O sonho de viver em um mundo sem injustiças tem sido um foco para ela, que inclusive já afirmou que prevê a possibilidade de a humanidade alcançar o paraíso terrestre por volta do ano de 2050 [1]. Mas, claro, se a sociedade o quiser, pois isso dependerá de nossas ações. O que pode soar ingênuo para alguns, só reforça a vivacidade e crença de Yoko Ono, que nunca deixou de sonhar com a vida. Datar tal fato para 2050, um futuro que provavelmente ela não alcançará, demonstra que seu desejo não parte da individualidade, mas da coletividade.
Convicta de suas ideologias e posicionamentos, Yoko Ono demonstra a importância do comprometimento do artista com a vida, a política, os movimentos sociais e com a realidade do seu tempo. Para Yoko, arte e vida andam lado a lado, o que demonstra o seu esforço em manter uma postura coerente nesses dois âmbitos durante toda a sua trajetória. Ciente de que não é fácil ser artista, ela diz que quem toma essa decisão deve ter consciência da responsabilidade que está assumindo [2].
Por ser mulher e asiática, mesmo que oriunda de uma família abastada (seu avô foi fundador do Banco Yasuda), Yoko Ono superou barreiras em alguns momentos de sua vida. Um deles foi em 1952, quando ela se tornou a primeira mulher a ser admitida no curso de filosofia na Universidade Gakushuin, no Japão, desafiando assim, os lugares e papéis que eram impostos naquele momento às mulheres na sociedade japonesa. Outro ponto foi ter enfrentado preconceitos e racismos por ser de origem japonesa vivendo nos Estados Unidos em uma sociedade do pós-guerra. Ela afirma ter lidado com isso em diversos momentos de sua vida, mas que preferiu sempre não se abater [3]. Sua competência provou quem ela é, e hoje, Yoko Ono, além de ser destaque nas artes ocidentais, reformulou o modo de se fazer arte contemporânea e é uma das celebridades mais conhecidas e respeitadas dos Estados Unidos da América.
Yoko Ono foi integrante do Fluxus, coletivo atuante nos anos de 1960 que integrou artistas empenhados em debater novas possibilidades para as artes.

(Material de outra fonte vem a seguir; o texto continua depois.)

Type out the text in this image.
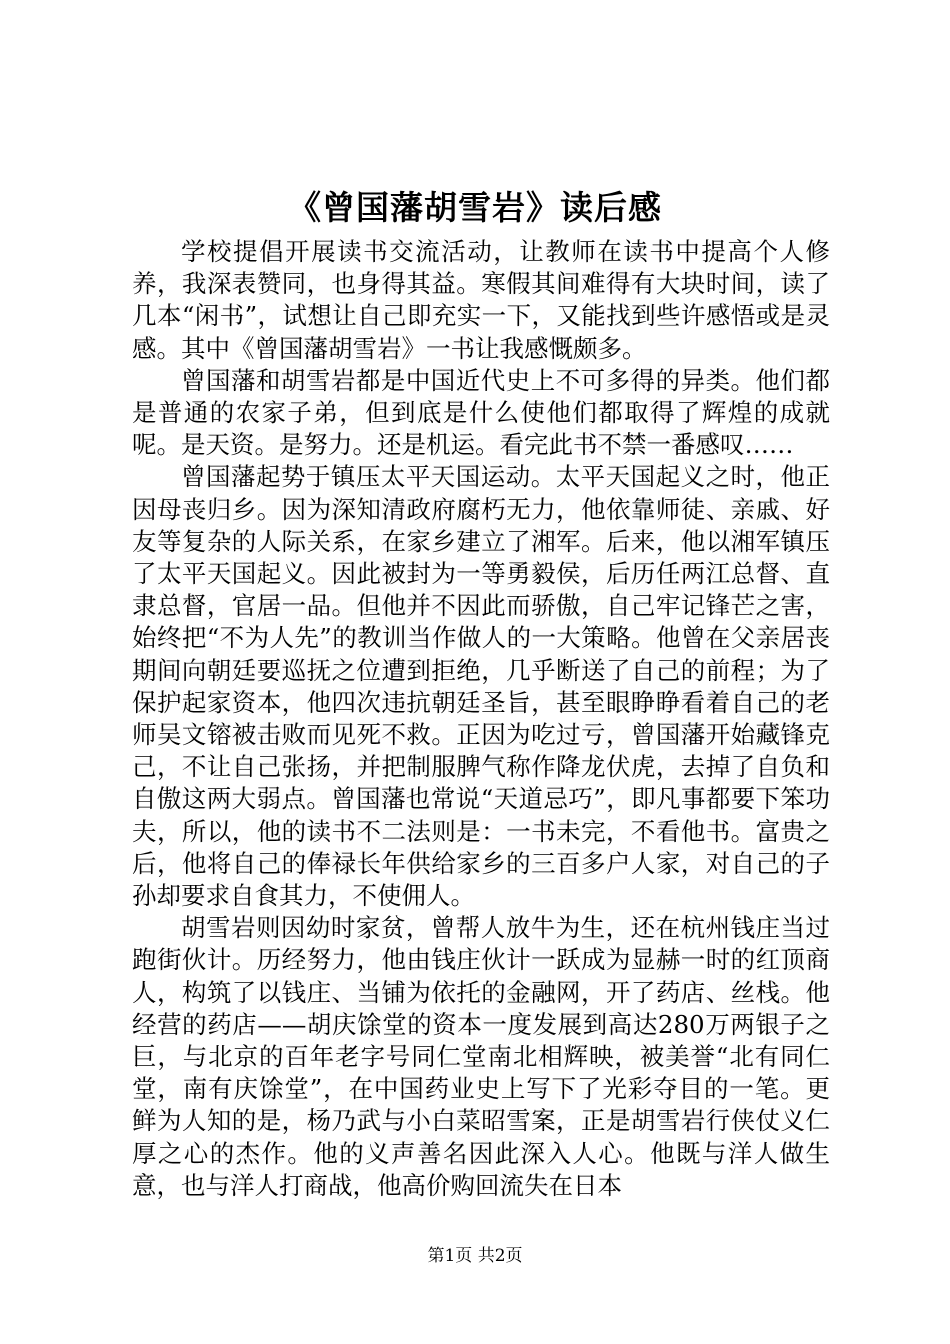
《曾国藩胡雪岩》读后感

学校提倡开展读书交流活动，让教师在读书中提高个人修养，我深表赞同，也身得其益。寒假其间难得有大块时间，读了几本“闲书”，试想让自己即充实一下，又能找到些许感悟或是灵感。其中《曾国藩胡雪岩》一书让我感慨颇多。

曾国藩和胡雪岩都是中国近代史上不可多得的异类。他们都是普通的农家子弟，但到底是什么使他们都取得了辉煌的成就呢。是天资。是努力。还是机运。看完此书不禁一番感叹……

曾国藩起势于镇压太平天国运动。太平天国起义之时，他正因母丧归乡。因为深知清政府腐朽无力，他依靠师徒、亲戚、好友等复杂的人际关系，在家乡建立了湘军。后来，他以湘军镇压了太平天国起义。因此被封为一等勇毅侯，后历任两江总督、直隶总督，官居一品。但他并不因此而骄傲，自己牢记锋芒之害，始终把“不为人先”的教训当作做人的一大策略。他曾在父亲居丧期间向朝廷要巡抚之位遭到拒绝，几乎断送了自己的前程；为了保护起家资本，他四次违抗朝廷圣旨，甚至眼睁睁看着自己的老师吴文镕被击败而见死不救。正因为吃过亏，曾国藩开始藏锋克己，不让自己张扬，并把制服脾气称作降龙伏虎，去掉了自负和自傲这两大弱点。曾国藩也常说“天道忌巧”，即凡事都要下笨功夫，所以，他的读书不二法则是：一书未完，不看他书。富贵之后，他将自己的俸禄长年供给家乡的三百多户人家，对自己的子孙却要求自食其力，不使佣人。

胡雪岩则因幼时家贫，曾帮人放牛为生，还在杭州钱庄当过跑街伙计。历经努力，他由钱庄伙计一跃成为显赫一时的红顶商人，构筑了以钱庄、当铺为依托的金融网，开了药店、丝栈。他经营的药店——胡庆馀堂的资本一度发展到高达280万两银子之巨，与北京的百年老字号同仁堂南北相辉映，被美誉“北有同仁堂，南有庆馀堂”，在中国药业史上写下了光彩夺目的一笔。更鲜为人知的是，杨乃武与小白菜昭雪案，正是胡雪岩行侠仗义仁厚之心的杰作。他的义声善名因此深入人心。他既与洋人做生意，也与洋人打商战，他高价购回流失在日本

第1页 共2页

Através de experimentações, uso de materiais não convencionais e integração com o público, o Fluxus questionava os conceitos destinados às artes e o papel desta na sociedade. Com suas obras, Yoko Ono contribui para o desenvolvimento da performance e das artes conceituais, dois elementos fundamentais para as artes contemporâneas atuais.
A sensibilidade e o cuidado com que ela opta por não impor seu pensamento são admiráveis. Seus trabalhos são convites à reflexão conjunta, fazendo com que todos se sintam parte. Opta por não construir obras únicas, mas em refazê-las cada vez que forem exibidas, renovando-as no tempo e espaço que as acolheram. Em outros casos, torna suas obras pedaços que devem ser levados pelo público, confirmando o desejo pela coletividade.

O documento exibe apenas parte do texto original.